Gold continues higher midafternoon as dollar flounders

LONDON - Gold continued higher in early afternoon trade, supported by ongoing weakness in the US dollar, which dipped further against the euro this morning on expectations US data out this week will prove soft.
   
The currency has been hit hard in recent weeks by a cut in US interest rates and a spate of weaker-than-expected economic data, which has raised fears of a slowdown.
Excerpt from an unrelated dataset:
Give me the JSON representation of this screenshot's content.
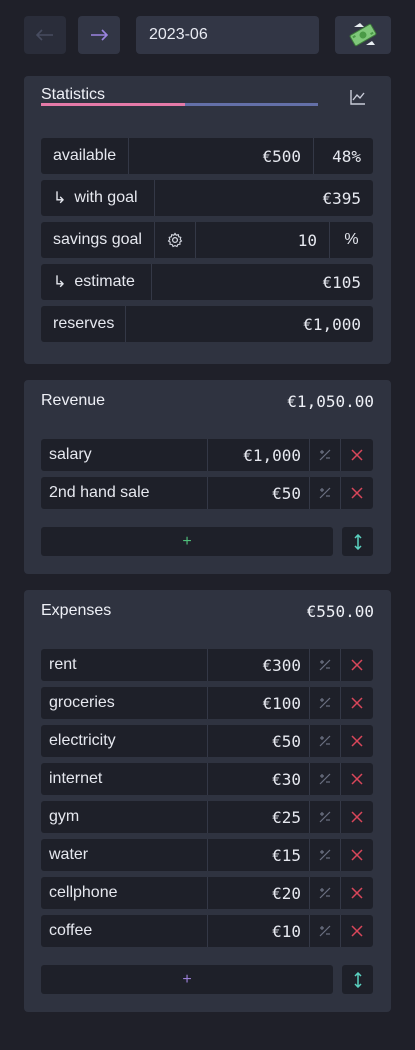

Data on consumer confidence, home sales, unemployment and durable goods orders are all due out this week, and are expected to drive the currency lower.
   
At 1.54 pm, gold was trading at 732.40 usd per ounce against 731.50 usd in late New York trade yesterday.
   
Expectations of increasing demand in the run-up to the seasonally stronger fourth quarter and strength in oil, a precursor to rising inflation, against which gold is seen as a hedge, are also supporting gold prices.
   
Goldman Sachs earlier raised its price target for spot gold after the precious metal rallied to its highest level since January 1980 Friday on dollar weakness and expectations for rising demand.
   
The investment bank upped its three-month price outlook for the metal to 775 usd per ounce from 700 usd previously, and its six-month forecast to 800 usd from 715 usd previously, on expectations the dollar will weaken further.
   
However, analysts eyeing Friday's commitments of traders report from the Commodity Futures Trading Commission, which showed speculative net long positions in gold -- or commitments to buy -- increased by 11.8 pct in the week to Sept 18, voiced fears the precious metal may be overbought, limiting further
price gains.
   
"US futures market investors and speculators probably held in excess of 22 mln ounces of net long gold positions, a level not seen since the 22.76 mln ounces reported in Sept 2005, which was itself an all-time high," said John Reade, an analyst at UBS, in a note.
   
"Although not unexpected, this makes us increasingly wary about gold's near term upside potential. We believe that near-term US dollar weakness will see gold hit our three-month price target of 750 usd per ounce,... but further strong short-term gains from there are harder to see," he added.
   
Silver, meanwhile, rose in sympathy with gold to 13.60 usd from 13.52 usd.  Among other precious metals, platinum rose to 1,330 usd per ounce against 1,326 usd, while sister metal palladium eased a touch to 337 usd per ounce against 339 usd.